In their brief appellees make the flat statement that they breached their contract. From that premise, by an argument we cannot follow, they conclude they are entitled to recover. It is quite plain that, despite appellees’ assertion to the contrary, they did not breach their contract. The contract was unilateral in the sense that it consisted of a promise on the part of The Wilderness Society supported by an executed consideration, i. e., the payment of the charges by appellees.1 Having made the payment, appellees could not breach the contract. They made no promise to take the trip. Their failure to go on the trip was simply a failure to exercise their right and was not a breach of their contract. Consequently any claim they have must be based on a breach of contract by Wilderness, and there is no evidence of such a breach.2
The contract plainly stated that in the event of cancellation a refund would be made only if the reservation was taken *822by another applicant, and the uncontradict-ed testimony is that appellees’ reservations were not taken by others. If the provision that “[w]henever possible, an effort will be made by the Society to fill can-celled reservations in order to permit refund”, placed an obligation on the Society, there is no evidence that it failed to meet the obligation, and the burden of proving it was on the appellees. The statement by the Society of the reason why refunds could not be made appears to be only an explanation, and does not have the effect of incorporating into the contract between the Society and appellees the contract between the Society and the packer. Appel-lees’ cancellation cannot impose on the Society a legal obligation to take some action on its contract with the outfitter, a contract to which appellees were not parties.

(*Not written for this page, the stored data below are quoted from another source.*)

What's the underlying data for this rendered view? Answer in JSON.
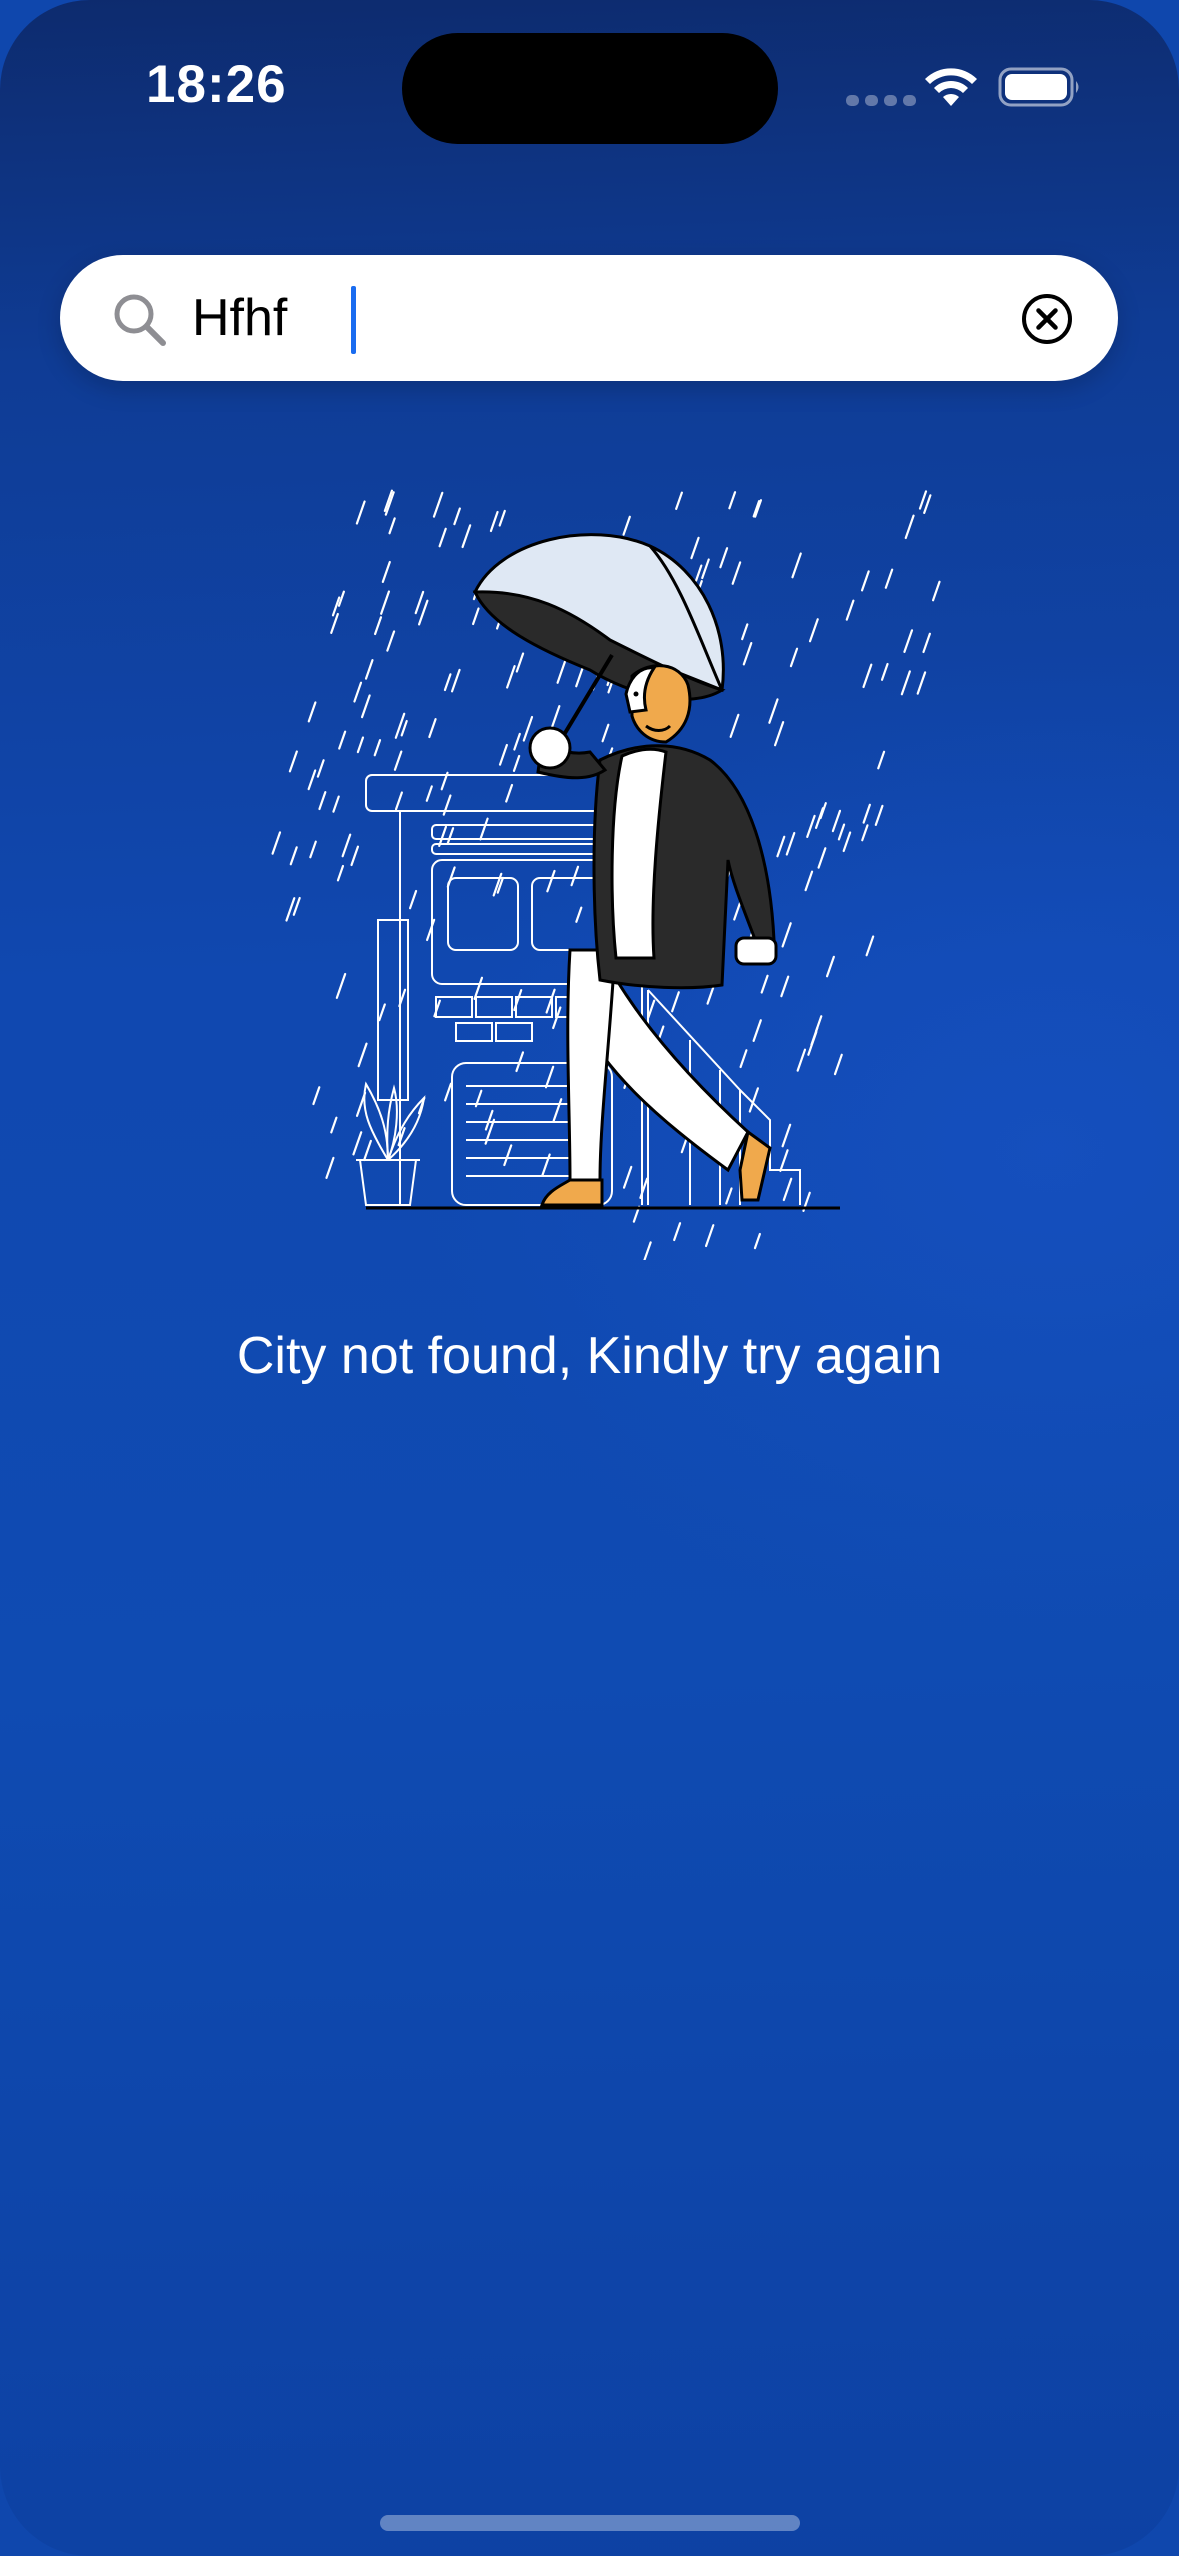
{
  "status_bar": {
    "time": "18:26",
    "wifi_icon": "wifi-icon",
    "battery_icon": "battery-icon",
    "signal_icon": "cellular-signal-icon"
  },
  "search": {
    "value": "Hfhf",
    "search_icon": "search-icon",
    "clear_icon": "clear-circle-x-icon"
  },
  "empty_state": {
    "illustration": "man-with-umbrella-in-rain",
    "message": "City not found, Kindly try again"
  },
  "colors": {
    "background_top": "#0d2b6e",
    "background_main": "#1048b0",
    "search_background": "#ffffff",
    "caret": "#1a6cf0",
    "text_on_background": "#ffffff"
  }
}
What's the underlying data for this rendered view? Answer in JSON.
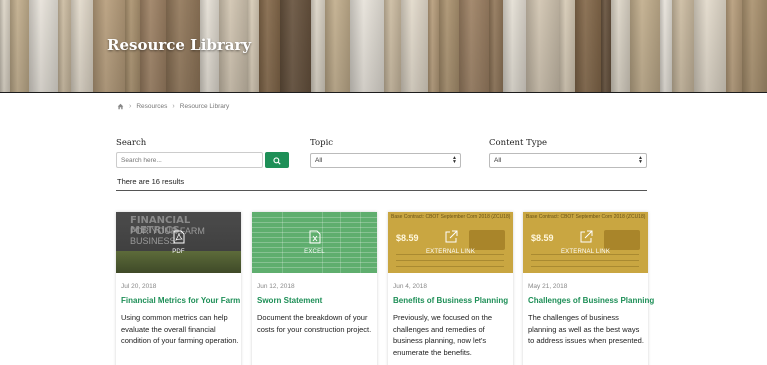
{
  "hero": {
    "title": "Resource Library"
  },
  "breadcrumb": {
    "items": [
      "Resources",
      "Resource Library"
    ]
  },
  "filters": {
    "search": {
      "label": "Search",
      "placeholder": "Search here..."
    },
    "topic": {
      "label": "Topic",
      "selected": "All"
    },
    "content_type": {
      "label": "Content Type",
      "selected": "All"
    }
  },
  "results": {
    "text": "There are 16 results"
  },
  "cards": [
    {
      "type": "PDF",
      "date": "Jul 20, 2018",
      "title": "Financial Metrics for Your Farm",
      "thumb_text_1": "FINANCIAL METRICS",
      "thumb_text_2": "FOR YOUR FARM BUSINESS",
      "desc": "Using common metrics can help evaluate the overall financial condition of your farming operation."
    },
    {
      "type": "EXCEL",
      "date": "Jun 12, 2018",
      "title": "Sworn Statement",
      "desc": "Document the breakdown of your costs for your construction project."
    },
    {
      "type": "EXTERNAL LINK",
      "date": "Jun 4, 2018",
      "title": "Benefits of Business Planning",
      "thumb_header": "Base Contract: CBOT September Corn 2018 (ZCU18)",
      "thumb_price": "$8.59",
      "desc": "Previously, we focused on the challenges and remedies of business planning, now let's enumerate the benefits."
    },
    {
      "type": "EXTERNAL LINK",
      "date": "May 21, 2018",
      "title": "Challenges of Business Planning",
      "thumb_header": "Base Contract: CBOT September Corn 2018 (ZCU18)",
      "thumb_price": "$8.59",
      "desc": "The challenges of business planning as well as the best ways to address issues when presented."
    }
  ],
  "colors": {
    "accent": "#1e8f57",
    "hero_rule": "#1d1d1d",
    "gold_thumb": "#c9a641",
    "excel_thumb": "#5fae6e"
  },
  "icons": {
    "home": "home-icon",
    "search": "search-icon",
    "pdf": "pdf-file-icon",
    "excel": "excel-file-icon",
    "external": "external-link-icon"
  }
}
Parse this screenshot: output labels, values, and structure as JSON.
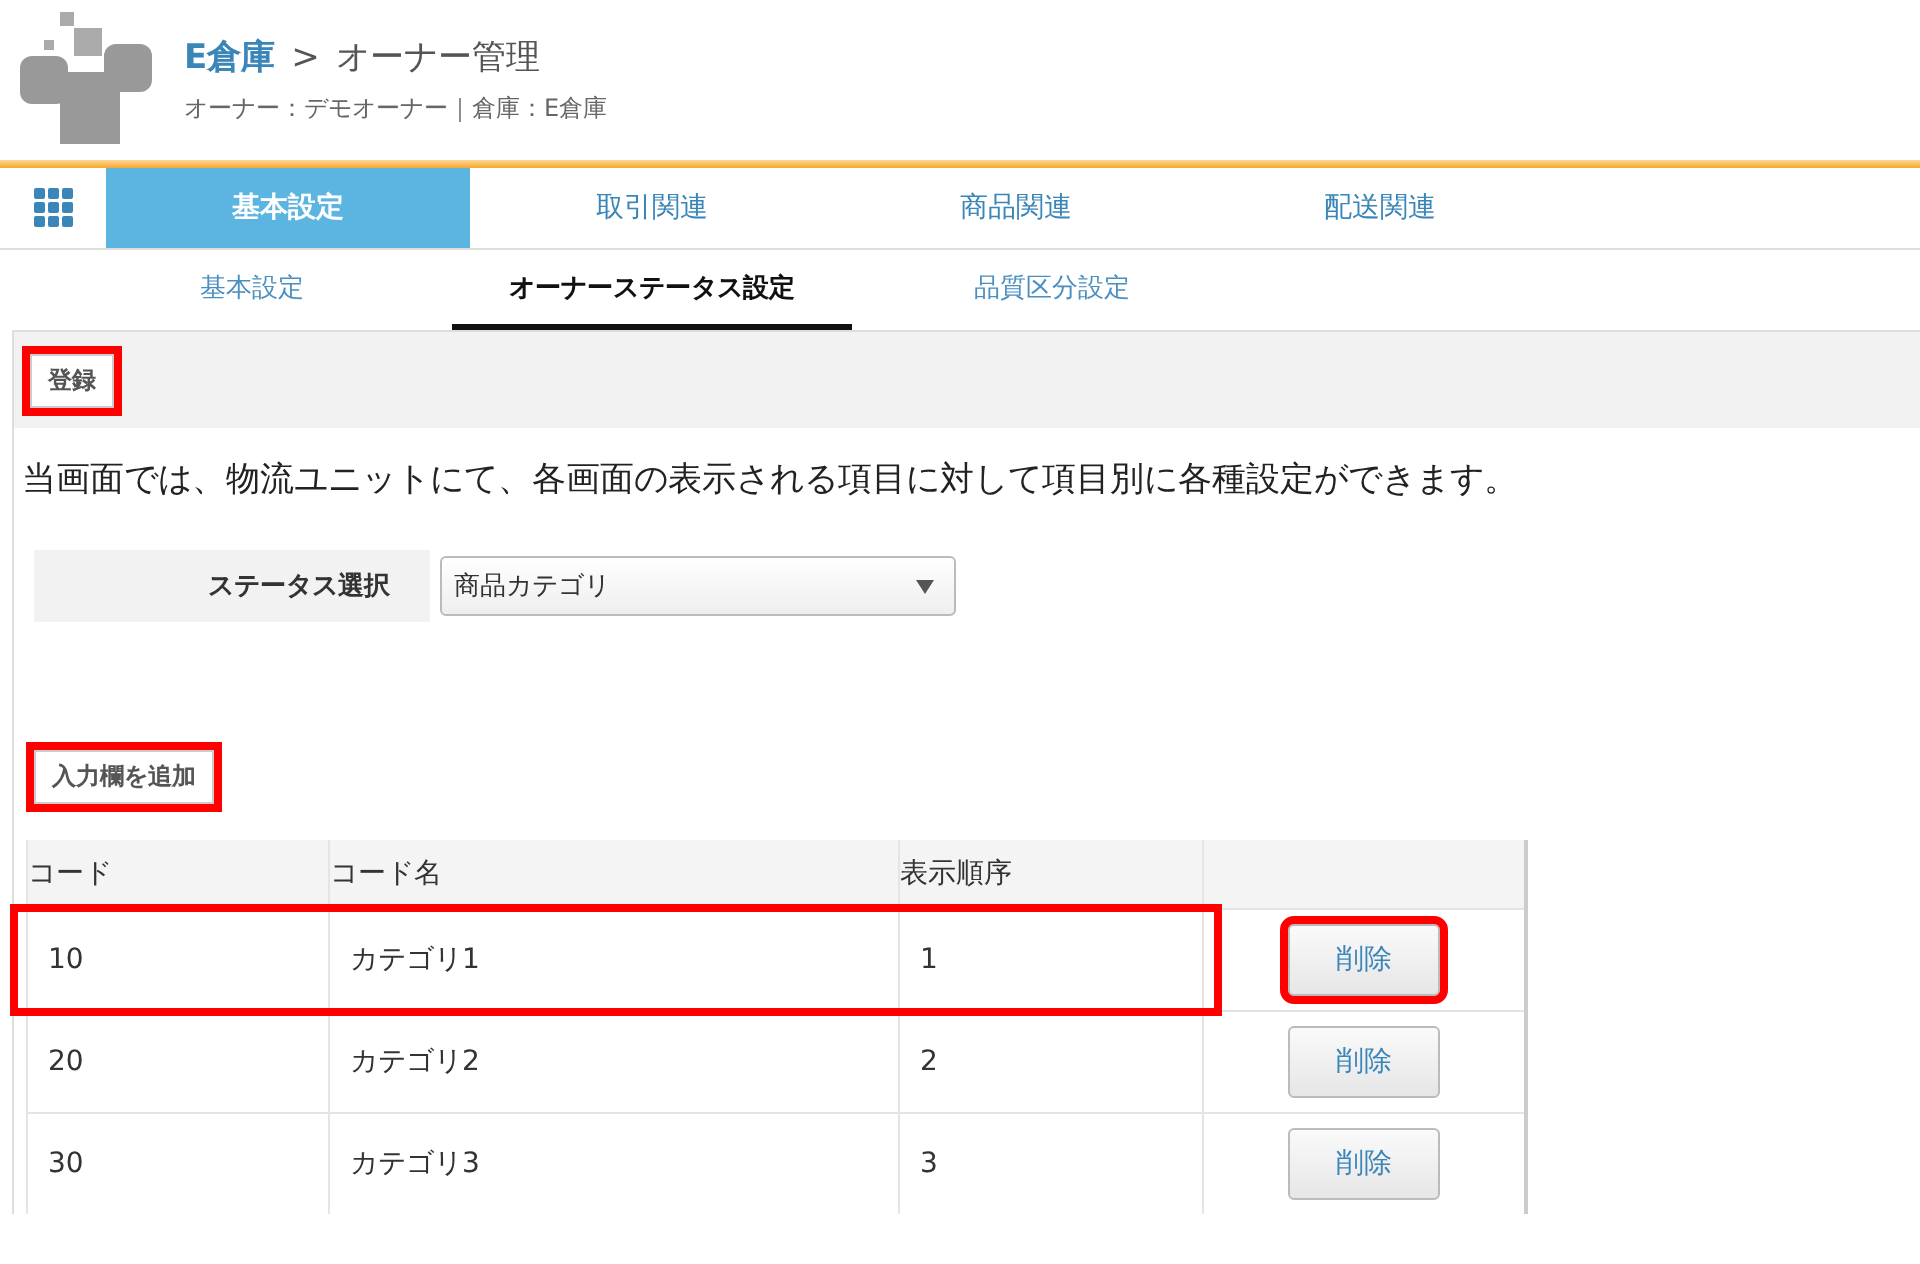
{
  "header": {
    "warehouse": "E倉庫",
    "separator": ">",
    "page_title": "オーナー管理",
    "subtitle": "オーナー：デモオーナー｜倉庫：E倉庫"
  },
  "main_tabs": [
    {
      "label": "基本設定",
      "selected": true
    },
    {
      "label": "取引関連",
      "selected": false
    },
    {
      "label": "商品関連",
      "selected": false
    },
    {
      "label": "配送関連",
      "selected": false
    }
  ],
  "sub_tabs": [
    {
      "label": "基本設定",
      "selected": false
    },
    {
      "label": "オーナーステータス設定",
      "selected": true
    },
    {
      "label": "品質区分設定",
      "selected": false
    }
  ],
  "toolbar": {
    "register_button": {
      "label": "登録",
      "highlighted": true
    }
  },
  "description": "当画面では、物流ユニットにて、各画面の表示される項目に対して項目別に各種設定ができます。",
  "status_select": {
    "label": "ステータス選択",
    "value": "商品カテゴリ"
  },
  "add_button": {
    "label": "入力欄を追加",
    "highlighted": true
  },
  "table": {
    "columns": [
      "コード",
      "コード名",
      "表示順序"
    ],
    "rows": [
      {
        "cells": [
          "10",
          "カテゴリ1",
          "1"
        ],
        "delete": "削除",
        "highlighted": true,
        "delete_highlighted": true
      },
      {
        "cells": [
          "20",
          "カテゴリ2",
          "2"
        ],
        "delete": "削除",
        "highlighted": false,
        "delete_highlighted": false
      },
      {
        "cells": [
          "30",
          "カテゴリ3",
          "3"
        ],
        "delete": "削除",
        "highlighted": false,
        "delete_highlighted": false
      }
    ]
  }
}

Implicit in appellees’ “theory of recovery” is the doctrine of mitigation of damages, but that doctrine relates to a defense and does not itself give rise to a right of recovery. Indeed, since appellees had not breached their contract, the Society had not been damaged, and had no damages to mitigate. Nor can we find any other “theory” by which we can sustain the holding of the trial court. Like mitigation of damages, any discussion of forfeiture or liquidated damages is completely irrelevant to the present case. For the question of damages does not arise until a right to recovery has first been established. Further, recovery under a theory of restitution, be it unjust enrichment or quantum meruit, is not available to appel-lees, because the return of the cash price for not going on the trip was expressly covered by the contract terms.3
In summary, the case is one where two people paid for a trip which they could have taken, but for reasons purely personal to them decided against it, and sought a refund on grounds not permitted by their agreement. There is no basis for recovery.
Reversed with instructions to enter judgment for appellant.
. See Friedman v. Decatur Corp., 77 U.S.App.D.C. 326, 135 F.2d 812 (1943); Craddock v. Greenhut Constr. Co., 423 F.2d 111 (5th Cir. 1970).
. Certainly the failure of appellees to take the trip cannot be viewed as a failure by appellant to provide the trip.
. See Leba v. Sills, D.C.Mun.App., 175 A.2d 599 (1961) (quantum meruit); Gebhardt Bros., Inc. v. Brimmel, 31 Wis.2d 581, 143 N.W.2d 479, 481 (1986) (unjust enrichment); Smith v. Stowell, 256 Iowa 165, 125 N.W.2d 795, 800 (1964) (unjust enrichment); Abinet v. Mediavilla, 5 A.D. 679, 169 N.Y.S.2d 231, 232 (1957) (quantum meruit).